(di Éric Lavaine, 2014)
Scuole di pensiero. C'è chi sostiene che a certa commedia francese piaccia un poco parlarsi addosso, c'è invece chi apprezza i film in cui si discetta degli avvenimenti quotidiani, di quegli aspetti dell'esistenza che prima o poi potrebbero toccare un po' tutti quanti e che tutti potrebbero vederci protagonisti. Insomma, la vita. Ok, sta bene, ma quale vita? Tra poco ci torniamo. In Barbecue abbiamo un gruppo di amici di lungo corso, uomini e donne, prevalentemente coppie o ex coppie e un single. Durante un evento sportivo uno di loro, Antoine (Lambert Wilson), ha un infarto. Rimessosi senza conseguenze dal piccolo inconveniente, Antoine decide di cambiare vita: lascia il lavoro, decide di prendersi il suo tempo, smette di fare attenzione al cibo, la fa finita con lo sport, ricomincia a fumare, mette da parte tutte quelle cose fatte fino a cinquant'anni nella convinzione di trarne giovamento. Invece l'infarto è arrivato lo stesso, inaspettato, e allora fanculo tutto (e magari potessimo farlo tutti, infarto o meno), sembra sia arrivato il momento di vivere davvero. L'episodio è solo il punto di partenza per raccontare le vicende di questo gruppo di amici, i loro caratteri, l'evolversi dei rapporti tra di loro, le cose dette ma soprattutto quelle non dette per paura di offendere o ferire qualcuno, i loro drammi (?) e via discorrendo.

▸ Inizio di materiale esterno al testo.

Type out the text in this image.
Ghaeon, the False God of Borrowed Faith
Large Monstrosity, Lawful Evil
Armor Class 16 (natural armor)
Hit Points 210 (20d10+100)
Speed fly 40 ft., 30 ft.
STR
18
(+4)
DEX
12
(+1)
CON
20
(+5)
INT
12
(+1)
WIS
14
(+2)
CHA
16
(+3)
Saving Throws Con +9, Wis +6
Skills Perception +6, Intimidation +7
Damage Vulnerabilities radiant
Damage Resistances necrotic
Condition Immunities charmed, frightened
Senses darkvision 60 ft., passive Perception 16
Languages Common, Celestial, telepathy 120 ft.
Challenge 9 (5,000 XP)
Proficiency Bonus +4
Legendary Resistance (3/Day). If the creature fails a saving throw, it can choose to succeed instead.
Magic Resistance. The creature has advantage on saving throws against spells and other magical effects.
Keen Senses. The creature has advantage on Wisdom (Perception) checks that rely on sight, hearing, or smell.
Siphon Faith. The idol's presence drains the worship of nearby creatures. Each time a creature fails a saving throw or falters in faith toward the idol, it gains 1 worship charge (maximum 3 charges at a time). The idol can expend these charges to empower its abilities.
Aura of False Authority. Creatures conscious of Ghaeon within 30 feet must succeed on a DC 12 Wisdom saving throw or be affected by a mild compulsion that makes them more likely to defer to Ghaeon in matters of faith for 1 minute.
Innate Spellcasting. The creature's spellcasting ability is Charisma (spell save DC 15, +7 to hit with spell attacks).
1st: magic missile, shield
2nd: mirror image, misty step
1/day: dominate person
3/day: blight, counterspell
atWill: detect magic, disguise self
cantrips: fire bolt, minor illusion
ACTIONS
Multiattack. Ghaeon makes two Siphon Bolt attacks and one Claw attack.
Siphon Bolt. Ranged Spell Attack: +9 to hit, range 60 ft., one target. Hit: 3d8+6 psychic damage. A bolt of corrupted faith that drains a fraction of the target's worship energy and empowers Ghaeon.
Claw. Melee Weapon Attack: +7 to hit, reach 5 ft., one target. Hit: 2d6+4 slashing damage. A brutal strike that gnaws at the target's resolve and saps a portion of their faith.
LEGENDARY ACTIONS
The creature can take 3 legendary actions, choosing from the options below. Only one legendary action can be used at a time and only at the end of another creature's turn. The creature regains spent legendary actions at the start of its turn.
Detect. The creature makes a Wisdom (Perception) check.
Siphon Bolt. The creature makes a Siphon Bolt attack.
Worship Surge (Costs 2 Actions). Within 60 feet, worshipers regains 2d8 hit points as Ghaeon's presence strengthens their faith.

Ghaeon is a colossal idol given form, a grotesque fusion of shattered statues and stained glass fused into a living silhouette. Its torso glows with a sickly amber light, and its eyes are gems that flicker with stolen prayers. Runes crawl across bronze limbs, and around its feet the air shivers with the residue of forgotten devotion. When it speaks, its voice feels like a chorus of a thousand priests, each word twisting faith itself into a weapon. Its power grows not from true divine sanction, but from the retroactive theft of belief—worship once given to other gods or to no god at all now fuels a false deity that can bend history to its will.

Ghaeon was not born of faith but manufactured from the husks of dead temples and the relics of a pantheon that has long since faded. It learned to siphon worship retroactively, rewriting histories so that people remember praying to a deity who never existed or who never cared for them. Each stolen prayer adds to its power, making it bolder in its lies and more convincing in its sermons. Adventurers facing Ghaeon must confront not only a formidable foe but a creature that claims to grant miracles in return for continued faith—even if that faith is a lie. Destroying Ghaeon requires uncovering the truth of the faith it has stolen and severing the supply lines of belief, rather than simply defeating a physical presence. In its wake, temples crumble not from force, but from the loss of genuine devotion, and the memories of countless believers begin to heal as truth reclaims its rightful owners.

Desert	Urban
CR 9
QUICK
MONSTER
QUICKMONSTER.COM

Come si diceva prima, e qui torniamo al punto, la vita. Ok, sta bene, ma quale vita? No, perché in Barbecue accade che siano tutti molto benestanti, a parte il povero Jean-Mich (Jérome Commandeur) che sembra essere di estrazione proletaria (ha un lavoro normale in officina) e guarda caso è l'unico che ha l'aria di essere un po' ignorante, non ha una donna, è imbranatello, non distingue un vino da centinaia e centinaia di euro da uno in cartone (e sai che dramma). Ora non so se sia più stupido questo stereotipo o più insultante per la figura femminile il fatto che ovviamente nessuna donna stia con il morto di fame, mentre chi è meglio sistemato economicamente ha naturalmente una compagna. Ma qui forse è la mia indole proletaria e un poco spazientita che prende il sopravvento, andiamo oltre. Il grande dramma diffuso all'interno della compagnia, salvo rare eccezioni, sembra quello derivante dalla difficoltà di tenere gli organi genitali all'interno delle rispettive mutande, insomma si è tradito, si tradisce, probabilmente si tradirà, si fanno volentieri esperienze piacevoli, si fatica ad accettare quelle degli altri, gelosie, ritorni di fiamma, happy ending. Tutto in una cornice di sufficienza e noncuranza molto ammirevole, i ragazzi (uomini ormai) sanno come prendere la vita. Si cresce (?), tutto si risolve per il meglio, l'amico possidente di terreni che sembrava sul punto di subire un tracollo finanziario si riprende, siamo tutti contenti. I figli che pure ci sono, sono relegati su uno sfondo di cui non ci si cura, al massimo gli si consiglia di scopare, fumare e vivere felici (ottimi consigli per carità, ovviamente il figlio in questione è maschio) e poi cos'altro? Sì, ecco, la noia e la sincerità. In un mucchio di tematiche che lasciano il tempo che trovano forse questi sono i due aspetti che davvero possono accomunare un po' tutti, l'idea di non dire, di non essere sinceri per non offendere, di camminare lungo la linea senza deviazioni, per il quieto vivere. La noia, non solo quella subita ma anche inevitabilmente quella procurata agli altri. Qualcosa di interessante su cui riflettere.
Il film in realtà non è poi terribile, si lascia guardare, corre via innocuo; non c'è ironia, non c'è spessore, ma nemmeno ci si annoia. È il tipo di film che nell'ambito del fumetto verrebbe definito una sequenza di teste parlanti, una vicenda cioè dove sono i dialoghi a farla da padrone, con una presenza scarsa o nulla di sequenze dinamiche o, come in questo caso, di una storia. Però, per passare una serata senza pensieri, sono dell'idea che sia sempre meglio qualcosa di più proletario, forse come direbbe Lavaine, qualcosa di più ignorante. Ridateci gli action anni '80.